In this struggle between voice and image we can discern both the problems and the pleasures of Jocelyn Moorhouse's second American film (after the similarly uneven How to Make an American Quilt [1995]).

The story is a family chronicle, although more circumscribed in its scope than American Quilt or The Joy Luck Club (1993). The women are the emotional centre of the piece: Rose, Ginny and Caroline (Jennifer Jason Leigh). Much unites these three sisters but – since Jane Smiley's source novel is a distant reworking of King Lear – they are also torn apart by the different ways they choose to either confront or deny reality.

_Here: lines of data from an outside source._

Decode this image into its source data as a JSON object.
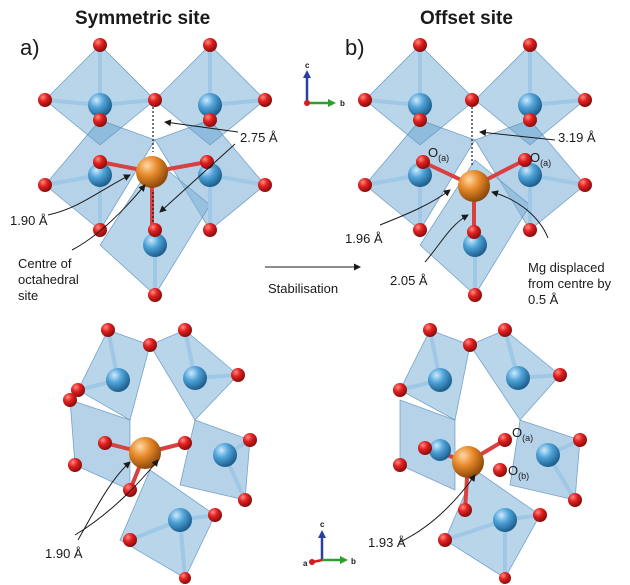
{
  "titles": {
    "left": "Symmetric site",
    "right": "Offset site"
  },
  "panels": {
    "a": "a)",
    "b": "b)"
  },
  "labels": {
    "a_dist_top": "2.75 Å",
    "a_dist_left": "1.90 Å",
    "a_centre": [
      "Centre of",
      "octahedral",
      "site"
    ],
    "b_dist_top": "3.19 Å",
    "b_dist_left": "1.96 Å",
    "b_dist_bottom": "2.05 Å",
    "b_mg": [
      "Mg displaced",
      "from centre by",
      "0.5 Å"
    ],
    "b_oa1": "O",
    "b_oa2": "O",
    "sub_a": "(a)",
    "stabilisation": "Stabilisation",
    "bl_dist": "1.90 Å",
    "br_dist": "1.93 Å",
    "br_oa": "O",
    "br_ob": "O",
    "sub_b": "(b)"
  },
  "axes": {
    "top": {
      "c": "c",
      "b": "b"
    },
    "bottom": {
      "c": "c",
      "a": "a",
      "b": "b"
    }
  },
  "colors": {
    "octahedra": "#7fb2d9",
    "oxygen": "#d41c1c",
    "cation": "#4fa3d8",
    "magnesium": "#e07b1f",
    "axis_c": "#2a3fa3",
    "axis_b": "#2ca02c",
    "axis_a": "#d41c1c"
  },
  "icons": [
    "crystal-axis-icon"
  ]
}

In Moorhouse's previous film, the men were ciphers – mere fantasy figures for the women. This time around, the depiction of men is not just casual, it is ferocious. Every guy in this story is a coward, a louse or an abuser – if not all three in one. At the epicentre of the patriarchal hell depicted in A Thousand Acres is old Larry (Jason Robards) – a chap whose stoic silence wins him respect in the community, but hides some truly monstrous propensities.

Strangely, the film's focus on Larry's evil acts and their emotional legacy tends to wander. Like other literary adaptations by Laura Jones (The Portrait of a Lady [1996] and Oscar and Lucinda [1997]), this one lacks a central, binding, driving theme. At times it is about abuse issues; at others it is about the power play going on between the three sisters. Most unfortunately, it segues for its last act into a soppy and scarcely credible New Age tract about love, hope and forgiveness.

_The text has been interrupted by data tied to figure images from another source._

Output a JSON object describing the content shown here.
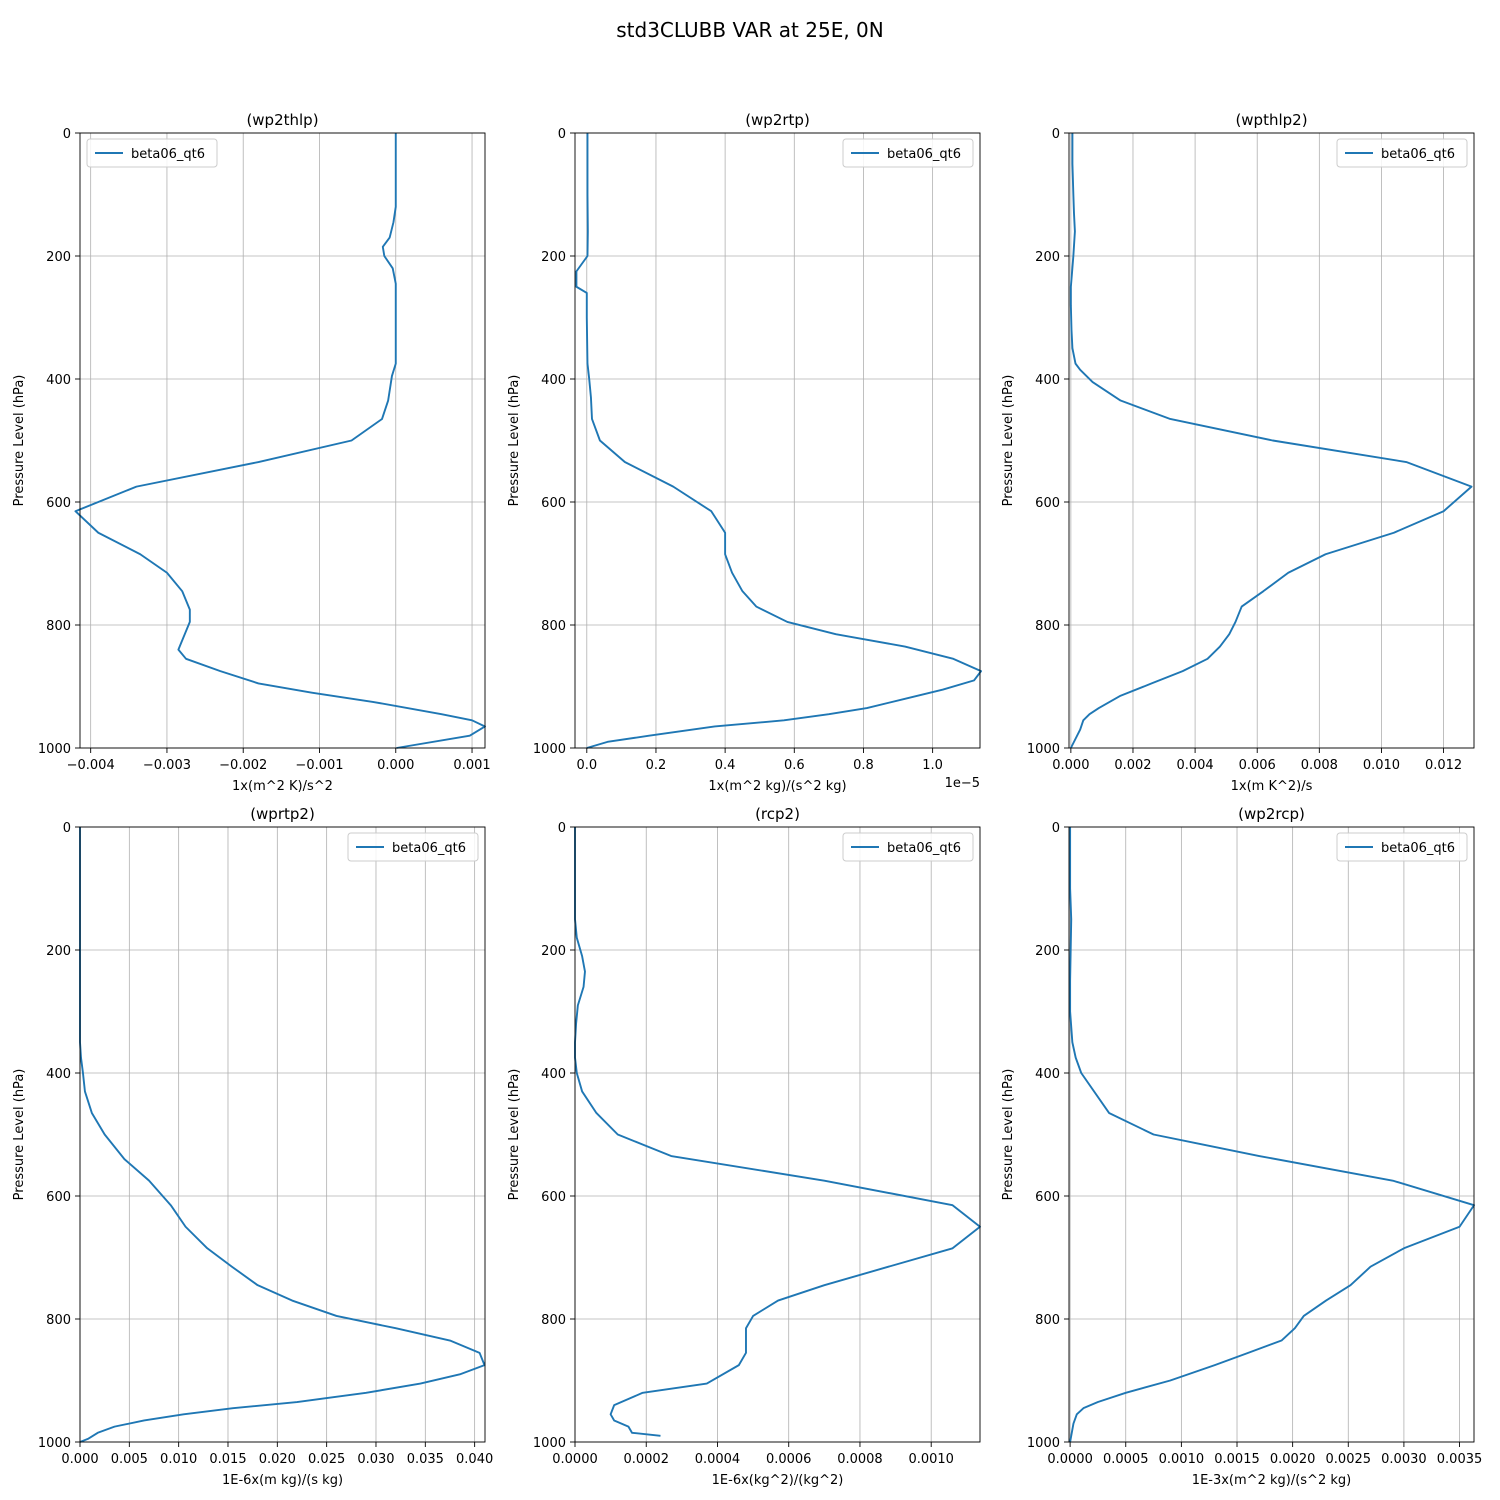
{
  "figure": {
    "title": "std3CLUBB VAR at 25E, 0N"
  },
  "chart_data": [
    {
      "type": "line",
      "title": "(wp2thlp)",
      "xlabel": "1x(m^2 K)/s^2",
      "ylabel": "Pressure Level (hPa)",
      "xlim": [
        -0.00414,
        0.00117
      ],
      "ylim": [
        1000,
        0
      ],
      "xticks": [
        -0.004,
        -0.003,
        -0.002,
        -0.001,
        0.0,
        0.001
      ],
      "xtick_labels": [
        "−0.004",
        "−0.003",
        "−0.002",
        "−0.001",
        "0.000",
        "0.001"
      ],
      "yticks": [
        0,
        200,
        400,
        600,
        800,
        1000
      ],
      "ytick_labels": [
        "0",
        "200",
        "400",
        "600",
        "800",
        "1000"
      ],
      "offset_text": "",
      "grid": true,
      "legend": {
        "position": "upper-left",
        "entries": [
          "beta06_qt6"
        ]
      },
      "series": [
        {
          "name": "beta06_qt6",
          "color": "#1f77b4",
          "x": [
            0.0,
            0.0,
            0.0,
            -3e-05,
            -8e-05,
            -0.00017,
            -0.00015,
            -4e-05,
            0.0,
            0.0,
            0.0,
            0.0,
            -5e-05,
            -0.0001,
            -0.00018,
            -0.00058,
            -0.0018,
            -0.0034,
            -0.0042,
            -0.0039,
            -0.00335,
            -0.003,
            -0.0028,
            -0.0027,
            -0.0027,
            -0.0028,
            -0.00285,
            -0.00275,
            -0.0023,
            -0.0018,
            -0.0011,
            -0.0003,
            0.0006,
            0.001,
            0.00117,
            0.00097,
            1e-05
          ],
          "y": [
            0,
            50,
            120,
            145,
            170,
            185,
            200,
            220,
            245,
            280,
            320,
            375,
            395,
            435,
            465,
            500,
            535,
            575,
            615,
            650,
            685,
            715,
            745,
            775,
            795,
            825,
            840,
            855,
            875,
            895,
            910,
            925,
            945,
            955,
            965,
            980,
            1000
          ]
        }
      ]
    },
    {
      "type": "line",
      "title": "(wp2rtp)",
      "xlabel": "1x(m^2 kg)/(s^2 kg)",
      "ylabel": "Pressure Level (hPa)",
      "xlim": [
        -3.41e-07,
        1.137e-05
      ],
      "ylim": [
        1000,
        0
      ],
      "xticks": [
        0.0,
        2e-06,
        4e-06,
        6e-06,
        8e-06,
        1e-05
      ],
      "xtick_labels": [
        "0.0",
        "0.2",
        "0.4",
        "0.6",
        "0.8",
        "1.0"
      ],
      "yticks": [
        0,
        200,
        400,
        600,
        800,
        1000
      ],
      "ytick_labels": [
        "0",
        "200",
        "400",
        "600",
        "800",
        "1000"
      ],
      "offset_text": "1e−5",
      "grid": true,
      "legend": {
        "position": "upper-right",
        "entries": [
          "beta06_qt6"
        ]
      },
      "series": [
        {
          "name": "beta06_qt6",
          "color": "#1f77b4",
          "x": [
            2e-08,
            2e-08,
            3e-08,
            2e-08,
            -3e-07,
            -3e-07,
            0.0,
            0.0,
            0.0,
            2e-08,
            7e-08,
            1.2e-07,
            1.5e-07,
            3.8e-07,
            1.1e-06,
            2.5e-06,
            3.6e-06,
            4e-06,
            4e-06,
            4.2e-06,
            4.5e-06,
            4.9e-06,
            5.8e-06,
            7.2e-06,
            9.2e-06,
            1.06e-05,
            1.14e-05,
            1.12e-05,
            1.03e-05,
            9.2e-06,
            8.1e-06,
            7e-06,
            5.7e-06,
            3.7e-06,
            1.8e-06,
            6e-07,
            0.0
          ],
          "y": [
            0,
            100,
            160,
            200,
            225,
            250,
            260,
            280,
            300,
            375,
            400,
            430,
            465,
            500,
            535,
            575,
            615,
            650,
            685,
            715,
            745,
            770,
            795,
            815,
            835,
            855,
            875,
            890,
            905,
            920,
            935,
            945,
            955,
            965,
            980,
            990,
            1000
          ]
        }
      ]
    },
    {
      "type": "line",
      "title": "(wpthlp2)",
      "xlabel": "1x(m K^2)/s",
      "ylabel": "Pressure Level (hPa)",
      "xlim": [
        -6e-05,
        0.01298
      ],
      "ylim": [
        1000,
        0
      ],
      "xticks": [
        0.0,
        0.002,
        0.004,
        0.006,
        0.008,
        0.01,
        0.012
      ],
      "xtick_labels": [
        "0.000",
        "0.002",
        "0.004",
        "0.006",
        "0.008",
        "0.010",
        "0.012"
      ],
      "yticks": [
        0,
        200,
        400,
        600,
        800,
        1000
      ],
      "ytick_labels": [
        "0",
        "200",
        "400",
        "600",
        "800",
        "1000"
      ],
      "offset_text": "",
      "grid": true,
      "legend": {
        "position": "upper-right",
        "entries": [
          "beta06_qt6"
        ]
      },
      "series": [
        {
          "name": "beta06_qt6",
          "color": "#1f77b4",
          "x": [
            5e-05,
            5e-05,
            8e-05,
            0.0001,
            0.00013,
            8e-05,
            4e-05,
            0.0,
            0.0,
            2e-05,
            5e-05,
            0.00015,
            0.0003,
            0.0007,
            0.0016,
            0.0032,
            0.0065,
            0.0108,
            0.0129,
            0.012,
            0.0104,
            0.0082,
            0.007,
            0.0062,
            0.0055,
            0.0053,
            0.0051,
            0.0048,
            0.0044,
            0.0036,
            0.0026,
            0.0016,
            0.0009,
            0.0006,
            0.0004,
            0.0003,
            0.0
          ],
          "y": [
            0,
            50,
            100,
            130,
            160,
            200,
            225,
            250,
            280,
            320,
            350,
            375,
            385,
            405,
            435,
            465,
            500,
            535,
            575,
            615,
            650,
            685,
            715,
            745,
            770,
            795,
            815,
            835,
            855,
            875,
            895,
            915,
            935,
            945,
            955,
            970,
            1000
          ]
        }
      ]
    },
    {
      "type": "line",
      "title": "(wprtp2)",
      "xlabel": "1E-6x(m kg)/(s kg)",
      "ylabel": "Pressure Level (hPa)",
      "xlim": [
        0.0,
        0.04105
      ],
      "ylim": [
        1000,
        0
      ],
      "xticks": [
        0.0,
        0.005,
        0.01,
        0.015,
        0.02,
        0.025,
        0.03,
        0.035,
        0.04
      ],
      "xtick_labels": [
        "0.000",
        "0.005",
        "0.010",
        "0.015",
        "0.020",
        "0.025",
        "0.030",
        "0.035",
        "0.040"
      ],
      "yticks": [
        0,
        200,
        400,
        600,
        800,
        1000
      ],
      "ytick_labels": [
        "0",
        "200",
        "400",
        "600",
        "800",
        "1000"
      ],
      "offset_text": "",
      "grid": true,
      "legend": {
        "position": "upper-right",
        "entries": [
          "beta06_qt6"
        ]
      },
      "series": [
        {
          "name": "beta06_qt6",
          "color": "#1f77b4",
          "x": [
            0.0,
            0.0,
            0.0,
            0.0,
            0.0,
            0.0001,
            0.0003,
            0.0005,
            0.0012,
            0.0025,
            0.0045,
            0.007,
            0.0092,
            0.0107,
            0.0129,
            0.0154,
            0.018,
            0.0215,
            0.026,
            0.032,
            0.0375,
            0.0405,
            0.041,
            0.0385,
            0.0345,
            0.029,
            0.022,
            0.0155,
            0.0105,
            0.0065,
            0.0035,
            0.0018,
            0.0008,
            0.0
          ],
          "y": [
            0,
            100,
            200,
            300,
            350,
            375,
            400,
            430,
            465,
            500,
            540,
            575,
            615,
            650,
            685,
            715,
            745,
            770,
            795,
            815,
            835,
            855,
            875,
            890,
            905,
            920,
            935,
            945,
            955,
            965,
            975,
            985,
            995,
            1000
          ]
        }
      ]
    },
    {
      "type": "line",
      "title": "(rcp2)",
      "xlabel": "1E-6x(kg^2)/(kg^2)",
      "ylabel": "Pressure Level (hPa)",
      "xlim": [
        0.0,
        0.001137
      ],
      "ylim": [
        1000,
        0
      ],
      "xticks": [
        0.0,
        0.0002,
        0.0004,
        0.0006,
        0.0008,
        0.001
      ],
      "xtick_labels": [
        "0.0000",
        "0.0002",
        "0.0004",
        "0.0006",
        "0.0008",
        "0.0010"
      ],
      "yticks": [
        0,
        200,
        400,
        600,
        800,
        1000
      ],
      "ytick_labels": [
        "0",
        "200",
        "400",
        "600",
        "800",
        "1000"
      ],
      "offset_text": "",
      "grid": true,
      "legend": {
        "position": "upper-right",
        "entries": [
          "beta06_qt6"
        ]
      },
      "series": [
        {
          "name": "beta06_qt6",
          "color": "#1f77b4",
          "x": [
            0.0,
            0.0,
            0.0,
            5e-06,
            2e-05,
            2.8e-05,
            2.4e-05,
            8e-06,
            3e-06,
            0.0,
            0.0,
            5e-06,
            2e-05,
            6e-05,
            0.00012,
            0.00027,
            0.0007,
            0.00106,
            0.001137,
            0.00106,
            0.00088,
            0.0007,
            0.00057,
            0.0005,
            0.00048,
            0.00048,
            0.00048,
            0.00046,
            0.00037,
            0.00019,
            0.00011,
            0.0001,
            0.00011,
            0.00015,
            0.00016,
            0.00024
          ],
          "y": [
            0,
            100,
            150,
            180,
            210,
            235,
            260,
            290,
            320,
            350,
            375,
            400,
            430,
            465,
            500,
            535,
            575,
            615,
            650,
            685,
            715,
            745,
            770,
            795,
            815,
            835,
            855,
            875,
            905,
            920,
            940,
            955,
            965,
            975,
            985,
            990
          ]
        }
      ]
    },
    {
      "type": "line",
      "title": "(wp2rcp)",
      "xlabel": "1E-3x(m^2 kg)/(s^2 kg)",
      "ylabel": "Pressure Level (hPa)",
      "xlim": [
        -1e-05,
        0.00363
      ],
      "ylim": [
        1000,
        0
      ],
      "xticks": [
        0.0,
        0.0005,
        0.001,
        0.0015,
        0.002,
        0.0025,
        0.003,
        0.0035
      ],
      "xtick_labels": [
        "0.0000",
        "0.0005",
        "0.0010",
        "0.0015",
        "0.0020",
        "0.0025",
        "0.0030",
        "0.0035"
      ],
      "yticks": [
        0,
        200,
        400,
        600,
        800,
        1000
      ],
      "ytick_labels": [
        "0",
        "200",
        "400",
        "600",
        "800",
        "1000"
      ],
      "offset_text": "",
      "grid": true,
      "legend": {
        "position": "upper-right",
        "entries": [
          "beta06_qt6"
        ]
      },
      "series": [
        {
          "name": "beta06_qt6",
          "color": "#1f77b4",
          "x": [
            0.0,
            0.0,
            1e-05,
            5e-06,
            0.0,
            0.0,
            2e-05,
            5e-05,
            0.0001,
            0.00035,
            0.00075,
            0.0017,
            0.0029,
            0.00363,
            0.0035,
            0.003,
            0.0027,
            0.00252,
            0.0023,
            0.0021,
            0.00202,
            0.0019,
            0.0016,
            0.0013,
            0.0009,
            0.0005,
            0.00025,
            0.00012,
            6e-05,
            3e-05,
            0.0
          ],
          "y": [
            0,
            100,
            150,
            200,
            250,
            300,
            350,
            375,
            400,
            465,
            500,
            535,
            575,
            615,
            650,
            685,
            715,
            745,
            770,
            795,
            815,
            835,
            855,
            875,
            900,
            920,
            935,
            945,
            955,
            970,
            1000
          ]
        }
      ]
    }
  ]
}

Yet, for all its clunkiness and meandering, A Thousand Acres is an undeniably affecting film. This is a movie animated by performances rather than any niceties of style, and the key players sustain a demanding level of intensity and seriousness. In particular, the face-off between Lange – initially pleasant to a fault but eventually discovering her own darker emotions – and the more abrasive Pfeiffer is a compelling, touching spectacle.

Ultimately, the film is somewhat rescued from the abyss of saccharine overstatement by its fundamental simplicity. Moorhouse wisely resists the current movie craze for gothic flashbacks, concentrating instead on moment-to-moment matters of psychological survival: surges of anger or tenderness, gestures of resistance and resignation, precious moments of release or escape, frazzled reactions and interactions.

These women are struggling, in their various ways, to lighten an impossibly heavy burden from the past – and their intimate, sombre, melancholy adventure is hard to entirely resist.